TV Review: Pop’s ‘Schitt’s Creek’
In this Canadian sitcom, Eugene Levy and Catherine O’Hara play a wealthy couple who lose all their money and are forced to move to the town that they had bought as a joke: Schitt’s Creek. The series, which also costars Levy’s son Daniel and Annie Murphy as their kids and features Chris Elliott, premieres Wednesday at 10 p.m. on Pop, formerly TVGN. The following are reviews from TV critics around the web, compiled by B&C.
“Do not be put off by the name or by the unfamiliarity of the venue. Or by the provenance, our comedic debt to Canada being beyond measure. It's very funny, beautifully played, sometimes touching and, though its premise is familiar — rich family loses money — quite its own animal.”
—Robert Lloyd, LA Times
“Make no mistake: This is pure comedy, with no hidden social agendas, no thinly disguised commentary on human behavior — nothing at all of much importance, except a whole lot of laughs.”
—David Wiegand, San Francisco Chronicle
“Seldom has a title been more descriptive than Schitt’s Creek, a tired reunion of SCTV’s Eugene Levy and Catherine O’Hara that makes a case for putting a cap on Canadian imports.”
—Brian Lowry, Variety
“The first sitcom from the renamed TVGN does create cartoon characters. But it uses them well, and better yet, the jokes mostly mine popular culture and the blithe silliness of the rich.”

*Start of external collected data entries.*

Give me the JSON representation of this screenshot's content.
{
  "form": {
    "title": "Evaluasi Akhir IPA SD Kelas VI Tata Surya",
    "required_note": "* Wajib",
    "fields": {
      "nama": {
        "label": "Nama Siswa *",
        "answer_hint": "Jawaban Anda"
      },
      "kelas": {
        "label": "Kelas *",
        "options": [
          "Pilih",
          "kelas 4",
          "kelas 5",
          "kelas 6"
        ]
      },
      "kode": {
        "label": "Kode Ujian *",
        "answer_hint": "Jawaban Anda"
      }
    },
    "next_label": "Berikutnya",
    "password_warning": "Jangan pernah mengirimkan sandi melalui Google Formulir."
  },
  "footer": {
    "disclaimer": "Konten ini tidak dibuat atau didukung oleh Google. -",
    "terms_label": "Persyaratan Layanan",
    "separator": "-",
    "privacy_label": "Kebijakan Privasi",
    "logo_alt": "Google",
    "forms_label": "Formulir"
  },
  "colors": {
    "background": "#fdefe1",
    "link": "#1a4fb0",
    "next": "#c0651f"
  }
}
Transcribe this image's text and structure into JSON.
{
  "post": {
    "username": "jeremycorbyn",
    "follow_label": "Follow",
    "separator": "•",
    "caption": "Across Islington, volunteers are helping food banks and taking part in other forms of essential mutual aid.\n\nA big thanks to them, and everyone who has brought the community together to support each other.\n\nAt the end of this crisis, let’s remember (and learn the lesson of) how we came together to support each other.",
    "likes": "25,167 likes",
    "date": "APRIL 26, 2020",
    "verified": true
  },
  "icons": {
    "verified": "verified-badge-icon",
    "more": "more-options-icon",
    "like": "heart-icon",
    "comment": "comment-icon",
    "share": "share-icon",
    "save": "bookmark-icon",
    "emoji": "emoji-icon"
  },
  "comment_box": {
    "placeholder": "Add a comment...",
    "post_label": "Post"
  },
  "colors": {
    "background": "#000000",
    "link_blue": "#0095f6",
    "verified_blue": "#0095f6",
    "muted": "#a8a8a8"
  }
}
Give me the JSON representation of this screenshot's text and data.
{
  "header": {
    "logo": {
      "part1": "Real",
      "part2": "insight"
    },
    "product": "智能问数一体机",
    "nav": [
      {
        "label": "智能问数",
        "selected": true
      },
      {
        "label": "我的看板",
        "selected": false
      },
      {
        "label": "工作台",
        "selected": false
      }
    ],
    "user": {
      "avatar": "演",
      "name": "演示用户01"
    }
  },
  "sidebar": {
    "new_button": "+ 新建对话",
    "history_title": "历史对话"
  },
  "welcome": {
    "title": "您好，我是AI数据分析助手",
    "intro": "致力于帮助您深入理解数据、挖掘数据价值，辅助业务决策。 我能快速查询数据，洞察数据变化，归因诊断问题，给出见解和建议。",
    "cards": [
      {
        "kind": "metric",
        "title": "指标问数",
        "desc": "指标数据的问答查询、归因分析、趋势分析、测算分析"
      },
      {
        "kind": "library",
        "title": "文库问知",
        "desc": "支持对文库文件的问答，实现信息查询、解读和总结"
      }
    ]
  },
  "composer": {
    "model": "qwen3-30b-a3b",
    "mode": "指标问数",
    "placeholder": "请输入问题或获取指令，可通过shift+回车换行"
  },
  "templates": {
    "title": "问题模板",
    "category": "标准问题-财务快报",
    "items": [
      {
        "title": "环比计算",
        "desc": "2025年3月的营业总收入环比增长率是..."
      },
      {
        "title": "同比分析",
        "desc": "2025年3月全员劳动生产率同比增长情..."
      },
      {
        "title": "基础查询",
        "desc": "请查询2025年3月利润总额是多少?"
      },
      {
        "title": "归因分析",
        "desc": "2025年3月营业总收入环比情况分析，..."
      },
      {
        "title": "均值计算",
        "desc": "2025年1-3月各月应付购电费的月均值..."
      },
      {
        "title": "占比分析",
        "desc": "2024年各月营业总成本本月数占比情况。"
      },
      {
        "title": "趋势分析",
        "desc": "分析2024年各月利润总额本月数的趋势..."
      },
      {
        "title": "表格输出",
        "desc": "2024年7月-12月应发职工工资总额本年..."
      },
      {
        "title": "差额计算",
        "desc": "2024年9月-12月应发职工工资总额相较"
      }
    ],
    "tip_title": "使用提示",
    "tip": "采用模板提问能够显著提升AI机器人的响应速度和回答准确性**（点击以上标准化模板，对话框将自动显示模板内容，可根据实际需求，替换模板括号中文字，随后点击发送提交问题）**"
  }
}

—David Hinckley, New York Daily News
“Mr. Levy, in particular, is as funny as ever [...] But he’s doing that in a losing cause, a show that’s drab and underwritten, with potentially amusing (if familiar) situations that never build to more than a chuckle or a nod of recognition: Yeah, that could have been funny. Comedy that wants to be over the top is at odds with a production that’s minor-key and pedestrian. Whatever energy was associated with the show seems to have been spent on thinking up the title.”